Kylesa‘s been at it for a long time. Over the span of more than a decade, the Georgia band has honed a unique style of thick, roaring sludge and delivering it to town after town across North America in doses potent enough to cause bodily vibrations. In fact, they’re a reliably strong live act, their arsenal of crusty set staples sufficiently ample to comprise a number of what you might call hits: “Tired Climb,” “Unknown Awareness,” “Hollow Severer,” “Don’t Look Back,” to name a few. The band’s built up some impressive riffs and meaty hooks over the years, and over time, those riffs have become more nuanced, those hooks more atmospheric. Their heaviness as a band is still comfortably intact, but there’s a lot more room for sounds other than their chunkiest and most guttural.

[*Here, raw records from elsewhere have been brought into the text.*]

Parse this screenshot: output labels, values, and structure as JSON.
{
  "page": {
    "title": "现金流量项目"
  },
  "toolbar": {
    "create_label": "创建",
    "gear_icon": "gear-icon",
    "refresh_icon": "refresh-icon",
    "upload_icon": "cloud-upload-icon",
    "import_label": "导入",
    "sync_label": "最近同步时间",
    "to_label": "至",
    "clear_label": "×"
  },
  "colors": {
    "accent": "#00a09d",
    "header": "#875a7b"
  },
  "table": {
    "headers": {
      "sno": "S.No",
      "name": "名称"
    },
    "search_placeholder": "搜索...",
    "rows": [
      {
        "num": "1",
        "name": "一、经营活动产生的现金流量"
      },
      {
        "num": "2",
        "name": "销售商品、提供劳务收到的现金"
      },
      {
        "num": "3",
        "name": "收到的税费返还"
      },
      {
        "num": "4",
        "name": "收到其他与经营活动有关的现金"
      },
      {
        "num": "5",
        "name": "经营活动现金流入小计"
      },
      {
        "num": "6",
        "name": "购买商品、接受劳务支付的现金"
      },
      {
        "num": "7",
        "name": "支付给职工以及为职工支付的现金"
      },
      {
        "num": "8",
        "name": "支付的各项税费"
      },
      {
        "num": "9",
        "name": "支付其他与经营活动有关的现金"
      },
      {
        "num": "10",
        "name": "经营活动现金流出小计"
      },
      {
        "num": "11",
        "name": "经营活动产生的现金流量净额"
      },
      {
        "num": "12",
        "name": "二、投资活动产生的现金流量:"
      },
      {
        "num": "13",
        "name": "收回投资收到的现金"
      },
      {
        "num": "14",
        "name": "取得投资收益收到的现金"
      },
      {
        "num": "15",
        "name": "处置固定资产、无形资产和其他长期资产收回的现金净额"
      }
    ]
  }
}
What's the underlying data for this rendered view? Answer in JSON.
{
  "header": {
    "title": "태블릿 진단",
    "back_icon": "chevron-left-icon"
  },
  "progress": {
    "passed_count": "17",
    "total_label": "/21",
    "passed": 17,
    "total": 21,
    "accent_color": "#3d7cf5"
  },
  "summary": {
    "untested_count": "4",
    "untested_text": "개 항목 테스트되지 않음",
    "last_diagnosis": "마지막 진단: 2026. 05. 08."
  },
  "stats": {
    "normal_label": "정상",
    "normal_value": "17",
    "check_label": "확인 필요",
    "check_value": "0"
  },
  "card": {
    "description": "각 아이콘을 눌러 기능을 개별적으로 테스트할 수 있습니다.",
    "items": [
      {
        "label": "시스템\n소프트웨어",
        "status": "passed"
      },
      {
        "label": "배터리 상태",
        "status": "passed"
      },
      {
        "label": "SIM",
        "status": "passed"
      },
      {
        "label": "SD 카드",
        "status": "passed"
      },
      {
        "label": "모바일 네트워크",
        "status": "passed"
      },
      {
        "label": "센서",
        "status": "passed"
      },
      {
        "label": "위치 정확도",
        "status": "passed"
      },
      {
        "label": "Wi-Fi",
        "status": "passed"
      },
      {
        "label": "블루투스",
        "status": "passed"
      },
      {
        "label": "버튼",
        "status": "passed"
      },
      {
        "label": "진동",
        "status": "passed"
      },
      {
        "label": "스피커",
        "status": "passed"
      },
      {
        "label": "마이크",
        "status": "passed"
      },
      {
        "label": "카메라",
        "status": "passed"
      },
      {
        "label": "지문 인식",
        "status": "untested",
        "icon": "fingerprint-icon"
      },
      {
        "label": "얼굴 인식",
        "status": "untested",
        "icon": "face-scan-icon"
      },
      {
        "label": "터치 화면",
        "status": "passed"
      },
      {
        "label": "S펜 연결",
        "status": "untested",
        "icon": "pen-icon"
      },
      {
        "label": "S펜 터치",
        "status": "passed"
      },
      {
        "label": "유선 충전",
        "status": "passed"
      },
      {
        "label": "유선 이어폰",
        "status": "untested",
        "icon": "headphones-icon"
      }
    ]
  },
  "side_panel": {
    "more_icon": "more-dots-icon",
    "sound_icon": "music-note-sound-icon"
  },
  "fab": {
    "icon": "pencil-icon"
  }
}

As a live band, Kylesa doesn’t always allow the dreamier, post-punk-influenced side of their music to come through as strongly, and that’s understandable. Sometimes an audience just needs a good rocking, and Kylesa can provide that. But since 2010’s Spiral Shadow, they’ve been pushing toward a subtler approach, made all the more explicit via the more ethereal, dark Ultraviolet in 2013. With new album Exhausting Fire, however, they strike a much more comfortable balance. There’s seemingly more space in these ten songs, yet the band sounds reenergized after delving into Ultraviolet‘s gothic strains. There’s more riff ‘n’ boogie here, but not exclusively so, and with a natural flow between its most visceral and its most abstract moments.

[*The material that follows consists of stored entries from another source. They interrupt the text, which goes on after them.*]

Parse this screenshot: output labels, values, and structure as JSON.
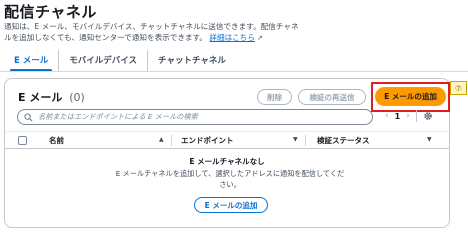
{
  "page": {
    "title": "配信チャネル",
    "description": "通知は、E メール、モバイルデバイス、チャットチャネルに送信できます。配信チャネルを追加しなくても、通知センターで通知を表示できます。",
    "link_label": "詳細はこちら",
    "link_icon": "external-link-icon"
  },
  "tabs": [
    {
      "label": "E メール",
      "active": true
    },
    {
      "label": "モバイルデバイス",
      "active": false
    },
    {
      "label": "チャットチャネル",
      "active": false
    }
  ],
  "email_section": {
    "title": "E メール",
    "count": "(0)",
    "delete_label": "削除",
    "resend_label": "検証の再送信",
    "add_label": "E メールの追加",
    "callout_number": "⑦",
    "search_placeholder": "名前またはエンドポイントによる E メールの検索",
    "pager": {
      "prev": "‹",
      "page": "1",
      "next": "›"
    },
    "columns": [
      "名前",
      "エンドポイント",
      "検証ステータス"
    ],
    "empty_title": "E メールチャネルなし",
    "empty_desc": "E メールチャネルを追加して、選択したアドレスに通知を配信してください。",
    "empty_add_label": "E メールの追加"
  },
  "colors": {
    "accent": "#0972d3",
    "primary_button": "#ff9900",
    "highlight": "#e01e1e"
  }
}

The first track on Exhausting Fire is called “Crusher,” as if to send the message that Kylesa’s still intent on creating something that’ll leave a mark, but it’s not the kind of crusher that the band would have once employed so aggressively, like a Louisville Slugger to the torso. It’s more like Siouxsie and the Banshees gone sludge, Laura Pleasants’ voice melodic and steeped in reverb. It’s dense, as is the song that follows, “Inward Debate,” but not necessarily so aggressive. These are loud, mighty songs, but they allure rather than throttle. And more than ever, they’re actually kind of weird. The riffs in “Night Drive” veer off into some unpredictable places, but only after a deep Moog gurgle paints a dystopic backdrop for this psychedelic joyride. And “Falling” comes across almost like a heavy version of the Cocteau Twins, which is an idea that works well in Kylesa’s hands, thanks in large part to a stronger vocal performance than ever from Pleasants.

If Exhausting Fire adds more fodder for live-show hits—and it almost certainly does—”Shaping the Southern Sky” is at the top of that list. It’s the longest song here, but also the catchiest by a mammoth-sized margin. Sonically, it’s colossal, but the southern-rock boogie behind it makes it accessible and direct. The band actually kind of sounds like they’re having fun, which is an encouraging counterpoint to their more cerebral or aggressive moments. And there’s a similar sense of immediacy to album closer “Out of My Mind,” albeit without as much rhythmic swing. After an album so mired in darkness and sorrow, Kylesa’s reclaimed their badass sensibility and seem to be enjoying where it’s taking them. Lord knows I certainly am.